A cosa penso stamattina

26 agosto 2011. Quando ero piccola, con mia madre, le sue sorelle e le mie sorelle, si affittava uno spazioso, fresco e spartano appartamento al mare e ci stavamo tutto il mese di luglio, ben 31 giorni.
Era bellissimo.
Io ero completamente libera di fare e andare dove volevo, mangiare o non mangiare, esplorare, conoscere, giocare.
Sono stati i mesi più belli della mia vita, i lugli dai sette ai diciannove anni.
Dopo, non mi sono mai più sentita così. Purtroppo quello stato di libertà prolungata ha formato come un imprinting su di me, portandomi a ricercare quello stato in continuazione anche adesso che, forse, non si potrá mai più ripetere.
A quei momenti ripenso, stamattina, sul treno.

Miss Tristesse

24 agosto 2011. Sì perchè oggi non c'è il sole: c'è la nebbia. Fa talmente tanto caldo che il caldo ha oscurato il sole.
Tristezza oggi non ha gli occhiali scuri, ha aperto gli occhi solo per un attimo di risveglio dal suo sonno, e li ho visti. Occhi iniettati di sangue!! Quest'uomo non dorme la notte, dorme solamente qui in treno!
Secondo me non dorme perchè ha una seconda vita, o un secondo lavoro, o chissà. Sicuramente non fa la drag queen, per la leggera barbetta di stamattina. Non passa neanche le notti in palestra, perchè ho quasi più muscoli di lui. Escludo che abbia un neonato urlante da tenere la notte, per quanto potrebbe anche essere, chissà.

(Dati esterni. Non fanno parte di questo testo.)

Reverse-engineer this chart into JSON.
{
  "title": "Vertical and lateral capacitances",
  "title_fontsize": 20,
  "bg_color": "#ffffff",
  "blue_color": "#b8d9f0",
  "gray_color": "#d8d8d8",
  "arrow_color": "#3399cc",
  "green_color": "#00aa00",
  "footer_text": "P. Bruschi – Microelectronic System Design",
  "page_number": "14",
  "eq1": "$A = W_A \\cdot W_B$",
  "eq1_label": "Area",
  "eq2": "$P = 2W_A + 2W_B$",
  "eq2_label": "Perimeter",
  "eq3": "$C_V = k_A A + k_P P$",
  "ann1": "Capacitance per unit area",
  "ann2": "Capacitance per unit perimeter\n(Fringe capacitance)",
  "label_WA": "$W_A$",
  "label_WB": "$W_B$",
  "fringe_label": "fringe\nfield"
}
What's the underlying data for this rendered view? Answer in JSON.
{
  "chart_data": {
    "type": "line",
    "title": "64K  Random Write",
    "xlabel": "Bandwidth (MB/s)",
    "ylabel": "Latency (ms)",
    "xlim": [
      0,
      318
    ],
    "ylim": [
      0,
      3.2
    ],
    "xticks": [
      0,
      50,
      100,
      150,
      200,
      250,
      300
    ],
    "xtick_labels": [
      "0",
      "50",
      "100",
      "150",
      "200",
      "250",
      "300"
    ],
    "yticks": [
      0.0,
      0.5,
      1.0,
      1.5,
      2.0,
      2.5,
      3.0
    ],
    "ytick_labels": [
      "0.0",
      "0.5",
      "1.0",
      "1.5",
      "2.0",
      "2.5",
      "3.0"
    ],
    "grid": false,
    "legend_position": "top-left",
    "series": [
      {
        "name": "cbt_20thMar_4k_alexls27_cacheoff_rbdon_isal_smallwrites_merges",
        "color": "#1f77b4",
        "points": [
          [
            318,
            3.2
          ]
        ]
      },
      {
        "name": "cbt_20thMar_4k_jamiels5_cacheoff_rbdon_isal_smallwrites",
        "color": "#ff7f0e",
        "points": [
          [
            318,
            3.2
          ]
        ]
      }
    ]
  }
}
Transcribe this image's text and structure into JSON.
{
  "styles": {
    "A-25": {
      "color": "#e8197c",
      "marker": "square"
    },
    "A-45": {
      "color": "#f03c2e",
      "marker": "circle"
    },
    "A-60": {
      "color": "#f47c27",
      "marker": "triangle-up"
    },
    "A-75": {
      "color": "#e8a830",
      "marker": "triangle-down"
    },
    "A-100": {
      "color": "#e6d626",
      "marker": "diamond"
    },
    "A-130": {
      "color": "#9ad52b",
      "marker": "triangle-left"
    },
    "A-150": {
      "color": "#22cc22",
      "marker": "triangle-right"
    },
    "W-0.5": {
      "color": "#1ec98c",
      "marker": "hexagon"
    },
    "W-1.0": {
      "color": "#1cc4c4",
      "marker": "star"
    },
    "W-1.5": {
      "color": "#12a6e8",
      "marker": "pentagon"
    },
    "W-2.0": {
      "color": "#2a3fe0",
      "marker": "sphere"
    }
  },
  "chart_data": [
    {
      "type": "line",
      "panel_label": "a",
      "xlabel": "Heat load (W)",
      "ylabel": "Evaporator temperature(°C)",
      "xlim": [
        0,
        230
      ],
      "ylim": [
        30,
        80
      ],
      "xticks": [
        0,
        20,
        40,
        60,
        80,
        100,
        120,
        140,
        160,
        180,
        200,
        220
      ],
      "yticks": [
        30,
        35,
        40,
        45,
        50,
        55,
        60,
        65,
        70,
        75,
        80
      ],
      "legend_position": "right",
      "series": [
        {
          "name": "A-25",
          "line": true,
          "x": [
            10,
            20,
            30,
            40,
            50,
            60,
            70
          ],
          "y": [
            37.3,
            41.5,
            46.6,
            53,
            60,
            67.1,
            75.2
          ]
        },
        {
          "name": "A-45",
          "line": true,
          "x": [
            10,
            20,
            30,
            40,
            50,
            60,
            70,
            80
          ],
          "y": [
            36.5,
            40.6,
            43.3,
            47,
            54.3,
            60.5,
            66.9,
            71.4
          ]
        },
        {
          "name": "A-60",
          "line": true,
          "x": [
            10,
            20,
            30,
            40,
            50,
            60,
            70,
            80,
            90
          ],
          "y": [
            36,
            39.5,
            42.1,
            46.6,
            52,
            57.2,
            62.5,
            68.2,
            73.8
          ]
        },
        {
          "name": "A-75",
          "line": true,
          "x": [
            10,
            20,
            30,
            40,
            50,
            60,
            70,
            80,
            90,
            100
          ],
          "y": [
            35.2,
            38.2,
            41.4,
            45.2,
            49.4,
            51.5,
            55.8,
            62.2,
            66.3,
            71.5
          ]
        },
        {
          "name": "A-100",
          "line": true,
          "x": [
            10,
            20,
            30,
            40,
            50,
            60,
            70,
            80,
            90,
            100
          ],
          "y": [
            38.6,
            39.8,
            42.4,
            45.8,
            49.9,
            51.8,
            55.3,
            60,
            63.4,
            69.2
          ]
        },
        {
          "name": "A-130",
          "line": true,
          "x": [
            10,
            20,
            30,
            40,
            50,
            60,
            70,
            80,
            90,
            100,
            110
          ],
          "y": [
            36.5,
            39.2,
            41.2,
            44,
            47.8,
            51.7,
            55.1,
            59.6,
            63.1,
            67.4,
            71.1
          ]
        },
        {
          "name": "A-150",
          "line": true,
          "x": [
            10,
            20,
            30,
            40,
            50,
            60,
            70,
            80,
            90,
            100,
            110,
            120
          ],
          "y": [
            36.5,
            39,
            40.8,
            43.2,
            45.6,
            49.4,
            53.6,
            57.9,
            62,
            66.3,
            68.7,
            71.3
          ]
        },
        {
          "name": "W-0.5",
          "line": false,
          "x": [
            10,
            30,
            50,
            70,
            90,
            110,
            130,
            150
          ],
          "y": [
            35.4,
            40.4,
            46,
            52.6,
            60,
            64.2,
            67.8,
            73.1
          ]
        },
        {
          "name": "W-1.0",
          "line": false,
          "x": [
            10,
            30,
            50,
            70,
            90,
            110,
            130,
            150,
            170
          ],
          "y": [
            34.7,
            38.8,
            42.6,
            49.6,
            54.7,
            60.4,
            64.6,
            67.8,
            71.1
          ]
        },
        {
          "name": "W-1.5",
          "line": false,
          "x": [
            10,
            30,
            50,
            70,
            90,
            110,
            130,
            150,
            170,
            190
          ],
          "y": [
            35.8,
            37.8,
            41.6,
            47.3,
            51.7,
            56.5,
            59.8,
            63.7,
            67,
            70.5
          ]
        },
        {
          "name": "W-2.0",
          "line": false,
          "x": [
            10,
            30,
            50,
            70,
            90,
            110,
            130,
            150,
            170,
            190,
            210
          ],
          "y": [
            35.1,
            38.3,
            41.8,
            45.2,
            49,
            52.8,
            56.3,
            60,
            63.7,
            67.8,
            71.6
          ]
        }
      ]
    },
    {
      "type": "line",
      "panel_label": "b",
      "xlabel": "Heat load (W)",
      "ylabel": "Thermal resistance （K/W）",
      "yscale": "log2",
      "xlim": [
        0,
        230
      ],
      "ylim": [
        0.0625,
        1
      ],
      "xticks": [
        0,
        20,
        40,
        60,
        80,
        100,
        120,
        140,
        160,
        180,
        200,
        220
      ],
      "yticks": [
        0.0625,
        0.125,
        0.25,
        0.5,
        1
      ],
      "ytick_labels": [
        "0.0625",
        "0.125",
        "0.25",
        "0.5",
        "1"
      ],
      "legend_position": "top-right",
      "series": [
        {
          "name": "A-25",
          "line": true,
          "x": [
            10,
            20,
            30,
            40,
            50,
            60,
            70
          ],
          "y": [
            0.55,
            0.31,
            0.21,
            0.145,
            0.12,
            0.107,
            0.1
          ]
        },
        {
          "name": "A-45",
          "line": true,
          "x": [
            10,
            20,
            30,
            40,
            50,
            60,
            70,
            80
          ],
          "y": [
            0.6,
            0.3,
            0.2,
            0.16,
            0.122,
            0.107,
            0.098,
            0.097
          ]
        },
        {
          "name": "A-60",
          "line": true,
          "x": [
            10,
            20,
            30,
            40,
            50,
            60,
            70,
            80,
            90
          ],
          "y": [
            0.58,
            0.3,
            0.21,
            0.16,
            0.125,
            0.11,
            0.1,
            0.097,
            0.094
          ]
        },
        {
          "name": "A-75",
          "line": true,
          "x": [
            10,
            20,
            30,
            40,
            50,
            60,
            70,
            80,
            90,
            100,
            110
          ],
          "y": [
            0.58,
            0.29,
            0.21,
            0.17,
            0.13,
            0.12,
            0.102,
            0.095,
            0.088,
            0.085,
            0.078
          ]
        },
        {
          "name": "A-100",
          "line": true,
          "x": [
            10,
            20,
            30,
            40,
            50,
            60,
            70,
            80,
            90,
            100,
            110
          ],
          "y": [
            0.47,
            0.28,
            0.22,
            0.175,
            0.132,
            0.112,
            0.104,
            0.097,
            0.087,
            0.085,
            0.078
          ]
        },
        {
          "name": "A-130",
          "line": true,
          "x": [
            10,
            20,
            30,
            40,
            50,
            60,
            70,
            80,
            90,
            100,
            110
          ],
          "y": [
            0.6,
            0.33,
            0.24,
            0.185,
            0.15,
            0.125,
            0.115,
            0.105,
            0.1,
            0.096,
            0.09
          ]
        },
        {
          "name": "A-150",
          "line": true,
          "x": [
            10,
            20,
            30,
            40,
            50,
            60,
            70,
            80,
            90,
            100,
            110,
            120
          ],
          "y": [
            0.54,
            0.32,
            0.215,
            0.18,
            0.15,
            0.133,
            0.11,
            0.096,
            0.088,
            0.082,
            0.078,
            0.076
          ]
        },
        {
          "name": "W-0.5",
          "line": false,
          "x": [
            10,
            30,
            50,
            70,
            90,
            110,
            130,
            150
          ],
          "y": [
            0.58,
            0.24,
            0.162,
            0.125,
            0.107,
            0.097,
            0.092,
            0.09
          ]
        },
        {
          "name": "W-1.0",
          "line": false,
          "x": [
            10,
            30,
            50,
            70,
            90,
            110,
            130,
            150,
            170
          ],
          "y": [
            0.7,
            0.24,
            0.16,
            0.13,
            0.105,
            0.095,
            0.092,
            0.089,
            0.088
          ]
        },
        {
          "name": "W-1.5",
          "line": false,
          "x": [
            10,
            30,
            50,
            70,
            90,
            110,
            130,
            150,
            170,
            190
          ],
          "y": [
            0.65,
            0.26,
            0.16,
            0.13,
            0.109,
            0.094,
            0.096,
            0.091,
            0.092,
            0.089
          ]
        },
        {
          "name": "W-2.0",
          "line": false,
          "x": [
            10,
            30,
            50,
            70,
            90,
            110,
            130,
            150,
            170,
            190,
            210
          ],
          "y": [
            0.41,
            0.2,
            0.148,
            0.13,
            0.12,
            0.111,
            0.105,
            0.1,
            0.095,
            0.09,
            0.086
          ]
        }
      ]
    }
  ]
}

Non ama nemmeno passare le ore in compagnia dei bulloni e del grasso per sistemare la sua harley davidson: ha una manicure perfetta.
Ma io, peró, preferisco pensare che di notte si metta le calze a rete, reggiseno imbottito, parrucca rossa, che passi ore e ore al trucco, per diventare alla fine una meravigliosa miss tristesse.

Ritornata!

23 agosto 2011. Come il pianeta Terra visto dallo spazio è sostanzialmente sempre uguale anche quando tutto è cambiato e continua a cambiare, lo stesso vale per i pendolari.
Chiariamoci, p.e.n.d.o.l.a.r.e. è una parola che odio, preferisco passeggero, e se è vero che ogni giorno la vita riserva sorprese e che bisogna imparare a improvvisare, perchè ce n'è sempre bisogno, allora anche la parola "viaggiatore" va bene, perchè ogni giorno è un viaggio.
Insomma, tutto per dire che in quest' estate sono successe delle cose ai miei amici passeggeri viaggiatori.
Per esempio, Tristezza. Adesso è seduto davanti a me e posso dirvi che in lui qualcosa è cambiato.
Nuovo taglio di capelli, nuovo look. Non saprei dire se sta meglio, ma ogni nuovo look merita ammirazione per il coraggio del cambiamento in sè.
Poi è successo che Agonia ha conosciuto di persona il Signore delle Tartarughe e adesso si salutano sempre.
Agonia mi si appiccica inspiegabilmente e la sua muta presenza è come una tela di ragno vischiosa che mi impedisce i movimenti mentali.
Testa d'uovo ha ancora la barba, in tutta la sua lunghezza, ma più fina. Ma che vi passa a voi ragazzi quando vi tagliate la barba? Io l'ho capito, è un momento di sfogo della creatività più selvaggia, penso che sia inevitabile cascarci, fare pazzie. Bè, il senso della misura peró!